Chi vive a Los Angeles identifica Daniel Arthur “Danny” Getchell con il suo giornale, “Hush-Hush” (“strettamente cofidenziale”); di lui si sa che, proprio come quelle pagine, ama sguazzare nel torbido alla ricerca di qualcosa di laido da raccontare, purché fresco di giornata. Il suo ultimo scoop è su di una sedicente stellina, Linda Lansing, che cerca di sfondare nella musica a qualsiasi “costo”. E di mazzette ne volano parecchie, ma a quanto pare c’è di più: ben poco dopo le prime indagini del rotocalco, la Lansing viene trovata assassinata nella sua “tana” di Tijuana… Danny Getchell è morto, dopo aver scoperchiato un universo di lordure losangeline grosso come una discarica a cielo aperto; soprattutto quelle dei cosiddetti “buoni”, i divi hollywoodiani, modelli per eccellenza. Ma ci sono altri “buoni” che non la contano giusta e di cui si sa ancora troppo poco: certi poliziotti dell’ultracorrotto LAPD, tanto per cominciare… A L.A. pare che nulla sia destinato a essere “normale”: anche chi non è deviato - come l’inossidabile “Rino” Jenson - sembra irrimediabilmente condannato ad essere svitato, eccessivo, sociopatico. Nel suo caso tutte e tre le cose. Ma stavolta ha pane per i suoi denti: anche l’indagine che gli è stata affidata non ha nulla di “normale”. Altrimenti non si arriverebbe a sospettare che un crimine tutto sommato comune possa avere niente di meno che dei risvolti terroristici...

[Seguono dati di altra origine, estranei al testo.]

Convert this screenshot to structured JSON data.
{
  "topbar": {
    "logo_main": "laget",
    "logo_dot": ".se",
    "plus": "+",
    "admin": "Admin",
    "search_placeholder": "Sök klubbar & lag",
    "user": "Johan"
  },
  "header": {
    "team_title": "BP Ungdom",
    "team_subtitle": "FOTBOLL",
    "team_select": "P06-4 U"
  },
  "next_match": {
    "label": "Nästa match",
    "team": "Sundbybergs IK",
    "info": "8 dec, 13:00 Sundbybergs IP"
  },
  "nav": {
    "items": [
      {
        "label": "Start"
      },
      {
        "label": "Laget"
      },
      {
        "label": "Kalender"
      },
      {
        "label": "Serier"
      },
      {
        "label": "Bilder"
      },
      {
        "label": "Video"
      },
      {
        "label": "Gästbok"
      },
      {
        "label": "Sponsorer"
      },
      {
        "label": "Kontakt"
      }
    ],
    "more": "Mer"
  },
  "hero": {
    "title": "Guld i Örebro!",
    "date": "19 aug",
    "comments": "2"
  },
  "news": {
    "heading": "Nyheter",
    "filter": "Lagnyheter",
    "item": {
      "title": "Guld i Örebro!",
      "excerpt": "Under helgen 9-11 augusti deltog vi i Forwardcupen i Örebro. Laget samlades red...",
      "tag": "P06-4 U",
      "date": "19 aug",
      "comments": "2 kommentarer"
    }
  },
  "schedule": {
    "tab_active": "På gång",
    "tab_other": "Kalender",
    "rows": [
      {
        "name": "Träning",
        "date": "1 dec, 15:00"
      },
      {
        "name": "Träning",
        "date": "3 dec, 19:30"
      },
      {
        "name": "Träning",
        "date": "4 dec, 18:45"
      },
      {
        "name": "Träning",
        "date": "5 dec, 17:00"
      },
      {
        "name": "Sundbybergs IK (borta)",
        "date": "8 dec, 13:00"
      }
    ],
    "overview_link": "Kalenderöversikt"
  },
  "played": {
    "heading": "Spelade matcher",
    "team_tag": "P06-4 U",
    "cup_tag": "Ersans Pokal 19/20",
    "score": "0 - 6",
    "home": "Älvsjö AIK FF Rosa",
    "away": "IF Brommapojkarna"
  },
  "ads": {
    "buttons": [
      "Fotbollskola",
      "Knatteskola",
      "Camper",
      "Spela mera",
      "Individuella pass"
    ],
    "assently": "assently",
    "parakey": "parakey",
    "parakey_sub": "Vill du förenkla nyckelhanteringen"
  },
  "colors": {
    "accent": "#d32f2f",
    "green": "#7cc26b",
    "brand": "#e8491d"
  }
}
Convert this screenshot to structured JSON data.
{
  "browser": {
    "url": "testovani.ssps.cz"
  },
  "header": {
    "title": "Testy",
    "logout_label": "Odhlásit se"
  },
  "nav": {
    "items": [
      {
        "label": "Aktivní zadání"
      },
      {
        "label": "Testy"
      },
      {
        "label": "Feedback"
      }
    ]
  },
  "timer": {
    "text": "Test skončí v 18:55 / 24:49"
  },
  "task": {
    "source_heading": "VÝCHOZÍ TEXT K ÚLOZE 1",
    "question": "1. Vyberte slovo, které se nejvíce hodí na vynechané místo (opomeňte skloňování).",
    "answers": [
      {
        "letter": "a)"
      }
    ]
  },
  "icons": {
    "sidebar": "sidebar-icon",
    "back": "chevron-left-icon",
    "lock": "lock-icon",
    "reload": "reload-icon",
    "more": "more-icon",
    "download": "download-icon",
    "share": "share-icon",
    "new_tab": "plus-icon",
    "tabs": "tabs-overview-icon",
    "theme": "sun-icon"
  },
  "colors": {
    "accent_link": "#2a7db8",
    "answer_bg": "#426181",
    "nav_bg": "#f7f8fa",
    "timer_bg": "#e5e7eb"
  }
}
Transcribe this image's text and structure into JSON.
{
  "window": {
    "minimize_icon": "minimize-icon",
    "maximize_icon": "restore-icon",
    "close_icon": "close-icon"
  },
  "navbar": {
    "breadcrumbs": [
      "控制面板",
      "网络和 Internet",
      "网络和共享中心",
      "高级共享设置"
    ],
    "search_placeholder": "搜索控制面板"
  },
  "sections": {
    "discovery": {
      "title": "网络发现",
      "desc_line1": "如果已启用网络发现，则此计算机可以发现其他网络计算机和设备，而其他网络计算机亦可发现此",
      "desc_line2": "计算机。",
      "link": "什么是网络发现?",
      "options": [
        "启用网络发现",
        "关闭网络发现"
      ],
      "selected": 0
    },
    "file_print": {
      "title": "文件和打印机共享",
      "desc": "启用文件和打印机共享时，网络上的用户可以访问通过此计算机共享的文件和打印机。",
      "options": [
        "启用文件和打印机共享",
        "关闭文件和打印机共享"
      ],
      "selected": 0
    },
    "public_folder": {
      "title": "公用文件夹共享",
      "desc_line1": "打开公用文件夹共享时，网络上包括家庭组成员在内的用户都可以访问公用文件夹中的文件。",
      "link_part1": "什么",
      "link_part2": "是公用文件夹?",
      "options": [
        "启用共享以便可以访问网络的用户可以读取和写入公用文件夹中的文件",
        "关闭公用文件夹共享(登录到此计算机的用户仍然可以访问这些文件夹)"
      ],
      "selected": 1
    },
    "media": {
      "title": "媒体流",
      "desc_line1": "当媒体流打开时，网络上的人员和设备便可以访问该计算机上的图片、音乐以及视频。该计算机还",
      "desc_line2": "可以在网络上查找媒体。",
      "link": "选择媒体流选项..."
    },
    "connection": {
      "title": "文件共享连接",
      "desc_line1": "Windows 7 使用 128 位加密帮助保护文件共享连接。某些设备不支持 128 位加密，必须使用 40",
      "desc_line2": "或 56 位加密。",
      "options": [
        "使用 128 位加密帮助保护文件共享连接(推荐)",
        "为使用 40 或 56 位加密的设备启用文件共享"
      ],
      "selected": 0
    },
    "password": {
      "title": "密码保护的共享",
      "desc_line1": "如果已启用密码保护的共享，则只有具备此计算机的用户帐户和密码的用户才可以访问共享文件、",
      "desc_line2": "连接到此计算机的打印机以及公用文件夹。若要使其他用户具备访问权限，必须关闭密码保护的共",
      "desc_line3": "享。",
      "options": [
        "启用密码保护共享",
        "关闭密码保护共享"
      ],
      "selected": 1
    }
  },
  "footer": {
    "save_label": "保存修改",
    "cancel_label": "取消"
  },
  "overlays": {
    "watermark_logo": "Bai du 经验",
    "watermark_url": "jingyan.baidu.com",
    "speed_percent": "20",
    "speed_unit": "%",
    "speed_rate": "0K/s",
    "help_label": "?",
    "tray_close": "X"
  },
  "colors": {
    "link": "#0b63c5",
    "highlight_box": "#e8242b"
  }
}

Bompiani ripubblica qui, in un unico volume, i tre romanzi brevi Tijuana, mon amour (1999), Scasso con stupro (2004) e Jungletown jihad (2003), usciti in Italia rispettivamente nel 1999-2005-2006. Operazione non velleitaria, in quanto le tre storie - pur completamente autonome - costituiscono di fatto una linea unica e omogenea, con un effetto narrativo accresciuto dalla continuità (arrischiata è stata semmai l’idea di pubblicarle separatamente, data la loro brevità, come in precedenza segnalato da «Mangialibri»). Lo stile di Ellroy - caleidoscopico, iconoclastico, fiammeggiante - è qui, per così dire, “in bella mostra” per offrirci, tra le mille cose, un Sinatra dipendente dal sesso a tre (e magari fosse solo quello), al punto da invischiarsi in un pericoloso affare di corruzione. Ma in realtà sono talmente tanti i personaggi celebri infangati da queste storie che, nel leggerle, non si riesce a non chiedersi come faccia l’autore a tenersi alla larga da una raffica di querele, nonostante la premessa di prammatica circa il riferimento a fatti e cose realmente esistenti. Non ne risente in alcun modo la godibilità, anzi: è difficile resistere alla salva di insinuazioni, ingiurie, “rivelazioni” che l’autore scodella sulla pagina come fossero carte distribuite da un croupier esperto sul tavolo da gioco. E ai personaggi che parlano male e se ne compiacciono (ricorrente la storpiatura delle parole allungandone le vocali). Non bastasse, ci sono i suoi consueti neologismi (da “sess-azionale”, riferito appunto a Sinatra, a “tele-visone”, per uno spot a base di nudo integrale con pelliccia, a “lesbordello”, che non richiede spiegazioni); e gustosi giochi di parole come: «Esaminai l’erba: era eccellente. Arraffai avidamente. Me ne accesi una nella Studebaker satura di fragranze e mi fumai d’un fiato la strada sino in centro». “Tommy Hilfinger coordinato” diventa “Tommy Hilfinégher coonordinato”; e: «Ci infilammo in infimi ficai. Setacciammo la “Sorca sorniona” e il “Sally la saf-fica”». Si potrebbe continuare. A luuuuungo.
J. Ellroy , Il paradiso è per sempre, ed. Bompiani, 2015.